Tuesday, May 12, 2009

In which Brit meets Comrade Cohen

So the wife and I went to see the great Nick Cohen hold forth at the Watershed in Bristol earlier this evening. Thought I’d get me some sweeeeet Cohen autographs.

I already owned a copy of (the brilliant and urgently recommended) What’s Left? so I thought I’d take that with me and get him to sign it. I also wanted to give a friend a signed copy as a pressie, so just to be sure I ordered it from Amazon and paid for special delivery to my workplace today, in plenty of time to take with me to the gig. Sure enough, the book arrived, and I placed it in a specially-prepared Tesco Bag for Life, along with my original copy, all ready for the great man’s signatures. And sure enough, I drove to the gig having left that specially-prepared Tesco Bag for Life containing two copies of What’s Left? on my desk. So I had to buy another copy from Nick at the gig, which means I have now bought that bloody book three times, and I only hope he appreciates that I’m paying his mortgage for him. I mean it’s good, but it’s not three times good.
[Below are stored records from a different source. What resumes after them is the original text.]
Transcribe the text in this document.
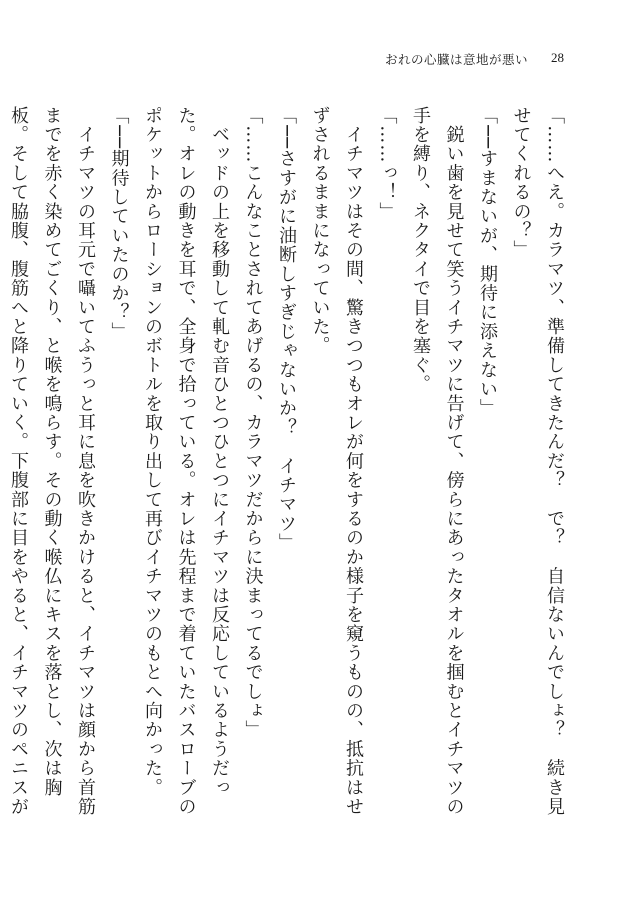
おれの心臓は意地が悪い 28

「……へえ。カラマツ、準備してきたんだ？　で？　自信ないんでしょ？　続き見せてくれるの？」

「──すまないが、期待に添えない」

　鋭い歯を見せて笑うイチマツに告げて、傍らにあったタオルを掴むとイチマツの手を縛り、ネクタイで目を塞ぐ。

「……っ！」

　イチマツはその間、驚きつつもオレが何をするのか様子を窺うものの、抵抗はせずされるままになっていた。

「──さすがに油断しすぎじゃないか？　イチマツ」

「……こんなことされてあげるの、カラマツだからに決まってるでしょ」

　ベッドの上を移動して軋む音ひとつひとつにイチマツは反応しているようだった。オレの動きを耳で、全身で拾っている。オレは先程まで着ていたバスローブのポケットからローションのボトルを取り出して再びイチマツのもとへ向かった。

「──期待していたのか？」

　イチマツの耳元で囁いてふうっと耳に息を吹きかけると、イチマツは顔から首筋までを赤く染めてごくり、と喉を鳴らす。その動く喉仏にキスを落とし、次は胸板。そして脇腹、腹筋へと降りていく。下腹部に目をやると、イチマツのペニスが
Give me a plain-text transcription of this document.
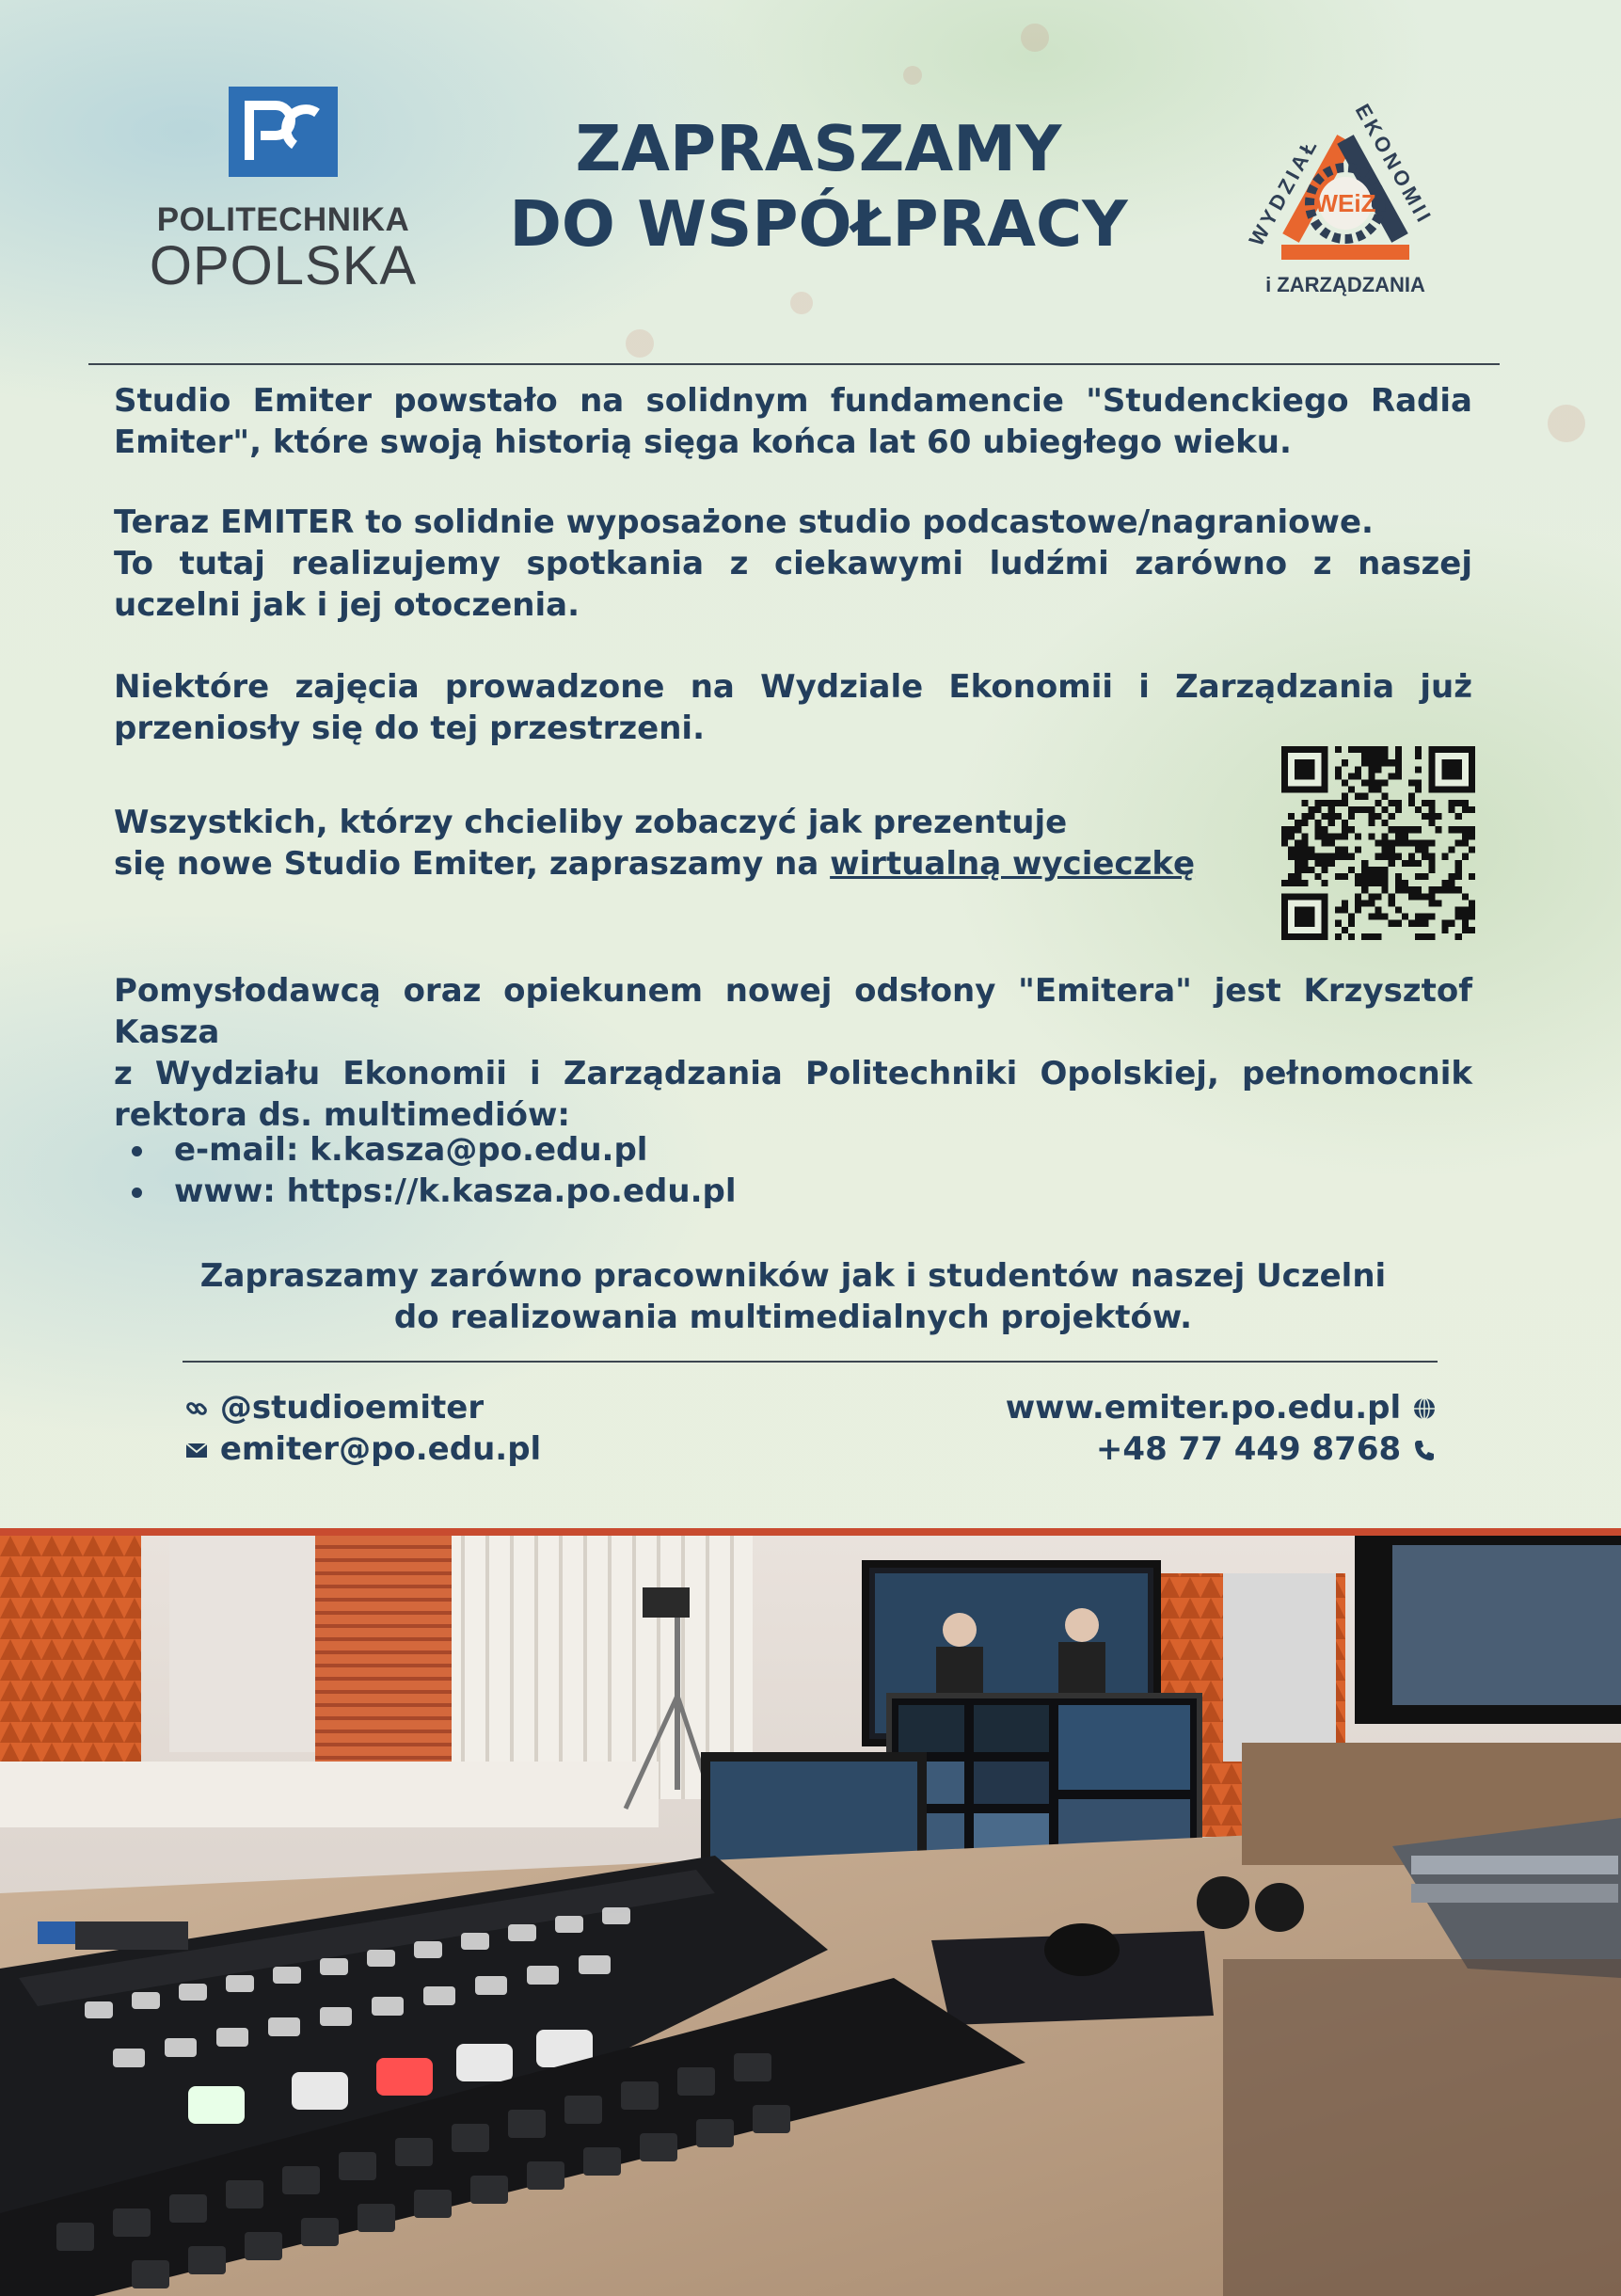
POLITECHNIKA
OPOLSKA
ZAPRASZAMY
DO WSPÓŁPRACY	WEiZ
WYDZIAŁ
EKONOMII
i ZARZĄDZANIA
Studio Emiter powstało na solidnym fundamencie "Studenckiego Radia
Emiter", które swoją historią sięga końca lat 60 ubiegłego wieku.
Teraz EMITER to solidnie wyposażone studio podcastowe/nagraniowe.
To tutaj realizujemy spotkania z ciekawymi ludźmi zarówno z naszej
uczelni jak i jej otoczenia.
Niektóre zajęcia prowadzone na Wydziale Ekonomii i Zarządzania już
przeniosły się do tej przestrzeni.
Wszystkich, którzy chcieliby zobaczyć jak prezentuje
się nowe Studio Emiter, zapraszamy na wirtualną wycieczkę
Pomysłodawcą oraz opiekunem nowej odsłony "Emitera" jest Krzysztof Kasza
z Wydziału Ekonomii i Zarządzania Politechniki Opolskiej, pełnomocnik
rektora ds. multimediów:
e-mail: k.kasza@po.edu.pl
www: https://k.kasza.po.edu.pl
Zapraszamy zarówno pracowników jak i studentów naszej Uczelni
do realizowania multimedialnych projektów.
@studioemiter
emiter@po.edu.pl
www.emiter.po.edu.pl
+48 77 449 8768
Anyway, Nick gave a fluent and authoritative kicking to the Damned Parliament, poor lost Gordon, and numerous other well-deserving arses. He has no time for the arguments of those people – I suppose we could call then gloomy optimists – who welcome the imminent recession because the important things in life are lost in a boom; a position which, interestingly, the great Yard has explored at length in the Sunday Times. According to Nick, everything is worse in a recession.

Disappointingly however, the advertised Tariq Modood failed to turn up to kick back on behalf of the morally-confused element of the Left, so I missed the chance of witnessing a good row.

Expecting a Q&A session at the end, I was trying to decide which of the following to ask:

1) Where the hell is Tariq Modood?
2) Mr Cohen, should the audience bulk buy your book because Christmas 2009 is closer than we think? Yes or no please. You can't wiggle out of this one. (courtesy ‘Jeremey Paxman’)
3) Just how pissed were you really, or were you? (courtesy Malty)

But there was only time for three audience questions (one was good, the other two were long, rambling and not questions) so I didn’t get the chance.

However, I did approach Nick to get the signatures and to mention that I was Brit, reader of and occasional commenter on his blog. Instantly he leapt up with some animation, shook my hand and cried “Ah Brit!” and quite rightly berated me for not asking question number 2 above. It was a disarming experience because although I suppose I am Brit, nobody has ever called me it in real life, and actually I’m not really quite Brit, and I felt a bit like I was impersonating myself. I was momentarily quite discombobulated. I got over it though, you know. Who really is himself, when all’s said and done?

Anyway, go and buy Waiting for the Etonians before I accidentally buy every copy in the country.